Nous avons fait le programme wwoofing au Japon
Il y a plus de trois ans, c’était quelques mois avant la catastrophe de Fukushima, je suis retourné cinq semaines au Japon, mais cette fois ci en tant que touriste et à deux. L’année du visa vacances travail je ne l’avais pratiquement passé qu’à Tokyo.
Pourquoi cette idée ? Pour commencer j’avais envie de découvrir autre chose que la vie sururbanisée de Tokyo. Nous sommes donc allés sur l’ile de Kyushu pas loin de Fukuoka.
Au Japon comme dans beaucoup d’autre pays du Monde, il n’est pas possible de travailler en tant que touriste. Pour réduire nos frais de séjour, je me suis donc tourné vers le wwoofing. WWOOF signifie « World-Wide Opportunities on Organic Farms. En français cela se traduit par « opportunités dans des fermes bio du monde entier ». Il s’agit en fait d’ un réseau mondial de fermes bio. D’abord créé en Angleterre en 1971, le wwoof s’est ensuite étendu dans le monde entier.

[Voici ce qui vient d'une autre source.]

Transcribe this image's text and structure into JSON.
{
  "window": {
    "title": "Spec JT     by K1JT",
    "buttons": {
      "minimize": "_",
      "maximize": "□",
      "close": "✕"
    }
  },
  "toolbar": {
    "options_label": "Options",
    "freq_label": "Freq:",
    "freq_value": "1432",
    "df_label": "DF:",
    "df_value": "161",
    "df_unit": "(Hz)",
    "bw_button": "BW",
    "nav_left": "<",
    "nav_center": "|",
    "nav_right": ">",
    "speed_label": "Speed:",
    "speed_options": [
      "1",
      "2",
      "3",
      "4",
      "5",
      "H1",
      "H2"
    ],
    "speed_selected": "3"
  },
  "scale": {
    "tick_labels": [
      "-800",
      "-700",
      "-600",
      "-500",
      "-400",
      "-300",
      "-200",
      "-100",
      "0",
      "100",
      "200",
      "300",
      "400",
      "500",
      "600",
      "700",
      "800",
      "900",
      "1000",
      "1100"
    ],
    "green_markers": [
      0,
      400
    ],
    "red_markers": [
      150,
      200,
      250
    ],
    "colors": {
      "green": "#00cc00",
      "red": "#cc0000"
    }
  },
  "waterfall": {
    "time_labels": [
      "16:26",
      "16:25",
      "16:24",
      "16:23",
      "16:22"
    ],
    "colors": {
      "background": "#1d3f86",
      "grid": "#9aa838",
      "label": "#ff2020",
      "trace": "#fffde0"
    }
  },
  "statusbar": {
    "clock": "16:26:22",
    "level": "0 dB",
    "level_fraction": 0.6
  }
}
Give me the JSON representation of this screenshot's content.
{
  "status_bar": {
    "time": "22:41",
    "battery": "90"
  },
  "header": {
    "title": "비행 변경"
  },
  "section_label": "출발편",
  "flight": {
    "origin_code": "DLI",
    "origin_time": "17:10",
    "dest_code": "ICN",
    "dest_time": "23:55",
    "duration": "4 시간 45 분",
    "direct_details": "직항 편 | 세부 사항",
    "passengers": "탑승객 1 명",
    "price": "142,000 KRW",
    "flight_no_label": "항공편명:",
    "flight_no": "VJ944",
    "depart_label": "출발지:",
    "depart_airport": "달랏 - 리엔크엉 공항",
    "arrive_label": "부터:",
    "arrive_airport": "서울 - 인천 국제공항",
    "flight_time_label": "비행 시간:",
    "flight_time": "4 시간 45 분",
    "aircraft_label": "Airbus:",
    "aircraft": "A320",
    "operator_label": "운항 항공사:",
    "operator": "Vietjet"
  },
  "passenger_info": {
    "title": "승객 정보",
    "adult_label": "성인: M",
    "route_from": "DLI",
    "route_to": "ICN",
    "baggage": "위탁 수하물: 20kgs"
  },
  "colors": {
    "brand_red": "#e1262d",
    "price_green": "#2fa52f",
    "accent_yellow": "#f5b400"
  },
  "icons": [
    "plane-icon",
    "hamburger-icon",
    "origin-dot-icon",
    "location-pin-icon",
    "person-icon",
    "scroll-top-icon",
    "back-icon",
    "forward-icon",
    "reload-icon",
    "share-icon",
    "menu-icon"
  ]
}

Son principe est le suivant : des hôtes se proposent d’accueillir des gens appelés « WWOOFers » pour partager leurs connaissances, leur savoir-faire, leur quotidien et leurs activités avec souvent la possibilité pour ces derniers d’être nourris et logés gratuitement.
Les fermes, qu’elles soient commerciales ou non lucratives, qui souhaitent devenir un hôte indiquent leurs coordonnées soit à leur organisation nationale ou bien au WWOOF Indépendants. Les informations sont alors collectées et publiées dans un carnet d’adresses (ou parfois sur un site web accessible uniquement aux membres). Les intéressés payent une petite cotisation annuelle pour recevoir une copie de ce carnet et une carte de membre. Ils peuvent alors contacter les fermiers directement pour s’arranger sur les formalités et la durée du séjour. Cette dernière varie en général de quelques jours à plusieurs mois.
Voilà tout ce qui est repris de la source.